An hour later I was becoming increasingly frustrated, my neighbours still had their lights on (I can’t blame them, of course), and the orange half-dome had no intention of going away. It was bad enough that Orion’s belt effectively set 20° before it went below my roof line. I did get a nice view of Saturn and Titan, but that was it – time to call it a night.

It turns out that clouds are not the only thing that matter when you’re viewing the night sky. Clarity of the atmosphere seems to make a huge difference, as does the time of day (and potentially day of week) in terms of the human factor – at least when not at a dark sky site. This may be obvious to you, but I grew up on the outer edge of suburbia in a Mediterranean climate where there weather and skies are clear 300 days a year. Careful night viewing planning is uncharted territory for this antipodean…

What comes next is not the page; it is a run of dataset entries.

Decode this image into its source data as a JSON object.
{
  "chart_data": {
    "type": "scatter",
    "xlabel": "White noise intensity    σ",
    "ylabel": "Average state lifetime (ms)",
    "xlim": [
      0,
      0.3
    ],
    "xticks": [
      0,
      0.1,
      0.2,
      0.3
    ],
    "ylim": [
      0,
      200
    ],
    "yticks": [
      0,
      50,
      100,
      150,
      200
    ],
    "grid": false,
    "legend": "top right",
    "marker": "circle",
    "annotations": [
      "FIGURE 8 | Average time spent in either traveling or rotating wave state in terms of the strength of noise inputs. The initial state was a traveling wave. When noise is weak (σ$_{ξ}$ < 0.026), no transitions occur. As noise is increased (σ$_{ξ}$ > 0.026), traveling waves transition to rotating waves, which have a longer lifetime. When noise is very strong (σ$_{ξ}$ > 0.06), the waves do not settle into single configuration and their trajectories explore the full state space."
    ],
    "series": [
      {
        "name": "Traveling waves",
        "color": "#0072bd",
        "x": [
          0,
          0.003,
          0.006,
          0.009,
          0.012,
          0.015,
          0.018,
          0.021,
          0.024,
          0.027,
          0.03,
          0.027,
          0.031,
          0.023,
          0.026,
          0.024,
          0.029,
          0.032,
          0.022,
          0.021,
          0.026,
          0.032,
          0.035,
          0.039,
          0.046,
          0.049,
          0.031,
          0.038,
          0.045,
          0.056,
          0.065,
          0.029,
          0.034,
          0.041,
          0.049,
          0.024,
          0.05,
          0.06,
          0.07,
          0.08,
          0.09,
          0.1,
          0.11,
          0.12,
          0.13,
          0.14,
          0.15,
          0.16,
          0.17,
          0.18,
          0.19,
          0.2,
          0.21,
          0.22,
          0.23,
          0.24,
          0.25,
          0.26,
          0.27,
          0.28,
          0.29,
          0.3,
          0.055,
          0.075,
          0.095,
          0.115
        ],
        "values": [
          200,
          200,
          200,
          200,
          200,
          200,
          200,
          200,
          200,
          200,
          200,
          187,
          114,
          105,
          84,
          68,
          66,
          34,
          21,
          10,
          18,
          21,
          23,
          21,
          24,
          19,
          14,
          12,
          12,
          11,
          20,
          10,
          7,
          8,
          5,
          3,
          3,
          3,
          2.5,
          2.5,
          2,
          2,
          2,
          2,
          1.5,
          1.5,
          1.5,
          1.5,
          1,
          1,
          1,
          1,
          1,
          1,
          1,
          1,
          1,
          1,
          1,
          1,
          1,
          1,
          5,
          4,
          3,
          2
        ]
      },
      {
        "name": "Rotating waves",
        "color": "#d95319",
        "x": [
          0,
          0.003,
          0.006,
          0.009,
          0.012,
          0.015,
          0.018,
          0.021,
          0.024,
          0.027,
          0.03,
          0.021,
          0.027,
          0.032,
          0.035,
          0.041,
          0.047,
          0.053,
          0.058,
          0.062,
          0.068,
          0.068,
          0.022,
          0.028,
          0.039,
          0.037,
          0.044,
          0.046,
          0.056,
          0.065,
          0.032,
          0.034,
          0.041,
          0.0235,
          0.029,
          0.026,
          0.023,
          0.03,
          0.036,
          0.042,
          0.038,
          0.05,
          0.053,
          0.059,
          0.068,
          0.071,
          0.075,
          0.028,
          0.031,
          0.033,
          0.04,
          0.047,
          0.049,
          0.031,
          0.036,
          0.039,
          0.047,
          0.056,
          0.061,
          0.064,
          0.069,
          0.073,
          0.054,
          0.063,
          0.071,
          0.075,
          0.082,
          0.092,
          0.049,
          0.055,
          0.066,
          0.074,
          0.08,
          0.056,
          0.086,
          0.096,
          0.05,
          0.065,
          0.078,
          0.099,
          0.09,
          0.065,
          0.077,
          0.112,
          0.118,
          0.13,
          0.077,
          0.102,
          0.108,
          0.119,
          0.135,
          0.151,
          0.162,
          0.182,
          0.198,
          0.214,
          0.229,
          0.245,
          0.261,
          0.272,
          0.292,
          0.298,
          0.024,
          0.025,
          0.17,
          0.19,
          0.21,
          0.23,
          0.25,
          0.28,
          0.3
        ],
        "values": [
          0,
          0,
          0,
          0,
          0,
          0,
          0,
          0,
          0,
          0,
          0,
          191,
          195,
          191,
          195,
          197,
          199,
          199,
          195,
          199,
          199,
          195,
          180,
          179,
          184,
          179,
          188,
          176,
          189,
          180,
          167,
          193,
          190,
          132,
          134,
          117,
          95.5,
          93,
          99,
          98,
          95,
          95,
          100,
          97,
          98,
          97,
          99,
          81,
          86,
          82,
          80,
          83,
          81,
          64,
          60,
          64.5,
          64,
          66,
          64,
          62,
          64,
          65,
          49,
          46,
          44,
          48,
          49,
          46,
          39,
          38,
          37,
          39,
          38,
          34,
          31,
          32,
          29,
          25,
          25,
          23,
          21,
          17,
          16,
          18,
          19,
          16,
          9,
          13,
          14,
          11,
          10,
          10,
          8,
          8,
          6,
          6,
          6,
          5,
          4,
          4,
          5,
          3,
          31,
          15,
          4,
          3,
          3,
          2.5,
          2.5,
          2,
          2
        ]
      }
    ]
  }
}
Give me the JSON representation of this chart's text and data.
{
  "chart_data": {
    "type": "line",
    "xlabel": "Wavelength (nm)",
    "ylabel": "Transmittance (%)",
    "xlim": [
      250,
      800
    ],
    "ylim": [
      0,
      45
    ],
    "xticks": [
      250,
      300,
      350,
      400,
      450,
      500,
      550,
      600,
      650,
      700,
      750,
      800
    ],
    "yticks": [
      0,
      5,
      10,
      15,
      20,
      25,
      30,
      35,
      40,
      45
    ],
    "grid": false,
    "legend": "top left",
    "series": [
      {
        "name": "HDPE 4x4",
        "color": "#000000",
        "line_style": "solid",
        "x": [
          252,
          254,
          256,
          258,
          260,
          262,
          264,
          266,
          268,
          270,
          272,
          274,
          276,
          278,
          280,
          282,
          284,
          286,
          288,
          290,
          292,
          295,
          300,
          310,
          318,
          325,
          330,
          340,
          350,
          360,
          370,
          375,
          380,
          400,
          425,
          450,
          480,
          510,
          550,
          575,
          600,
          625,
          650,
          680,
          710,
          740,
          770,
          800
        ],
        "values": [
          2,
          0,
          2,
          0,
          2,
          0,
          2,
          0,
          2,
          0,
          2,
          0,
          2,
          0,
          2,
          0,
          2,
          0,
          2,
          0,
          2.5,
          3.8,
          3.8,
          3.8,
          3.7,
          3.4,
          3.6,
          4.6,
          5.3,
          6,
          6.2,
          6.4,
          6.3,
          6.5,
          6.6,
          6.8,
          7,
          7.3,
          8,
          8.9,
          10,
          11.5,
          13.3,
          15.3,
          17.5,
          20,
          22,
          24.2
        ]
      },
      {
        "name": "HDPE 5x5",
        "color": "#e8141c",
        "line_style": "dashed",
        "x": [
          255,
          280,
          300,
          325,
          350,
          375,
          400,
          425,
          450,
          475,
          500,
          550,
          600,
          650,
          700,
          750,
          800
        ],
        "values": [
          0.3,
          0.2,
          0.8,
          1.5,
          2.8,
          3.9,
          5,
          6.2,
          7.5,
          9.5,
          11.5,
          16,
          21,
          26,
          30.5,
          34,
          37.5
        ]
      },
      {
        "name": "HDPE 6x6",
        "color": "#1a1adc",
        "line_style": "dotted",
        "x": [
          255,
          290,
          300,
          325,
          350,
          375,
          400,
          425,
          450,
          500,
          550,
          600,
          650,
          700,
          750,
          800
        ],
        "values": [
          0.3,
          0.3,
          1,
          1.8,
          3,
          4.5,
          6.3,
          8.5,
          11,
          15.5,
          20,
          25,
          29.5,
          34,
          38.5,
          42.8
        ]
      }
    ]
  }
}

Light pollution is a truly appalling blight for the urban or suburban stargazer, particularly as it’s the easiest of all pollutants we emit to prevent. I accept it’s unreasonable to expect our neighbours to contain their indoor lighting (it really is their right to use inefficient lighting and waste power, though is something of which I’ve always been conscious), but my crime-free neighbourhood and the large town I live on the edge of is lit up like an orange Christmas tree from sunset to sunrise. Why? The oft-quoted reason is crime prevention and safety, and I concede there are places where that does apply – particularly in pedestrianised urban areas – but there is a growing body of evidence to show that it makes little if any difference in the majority of suburbia and rural areas.

I’m beginning to think the British Campaign for Dark Skies (CfDS) and International Dark-Sky Association (IDA) are worthy organisations, and will be looking into them in detail. I intend to bring it to the attention of my local residents’ association, and write to my council and member of parliament. My MP may well disagree with me (he has in the past), but at the very least it will raise his awareness of the issue.

There has to be a better way of using public lighting (and non-renewable resources) than floodlighting the planet during darkness. Anyone?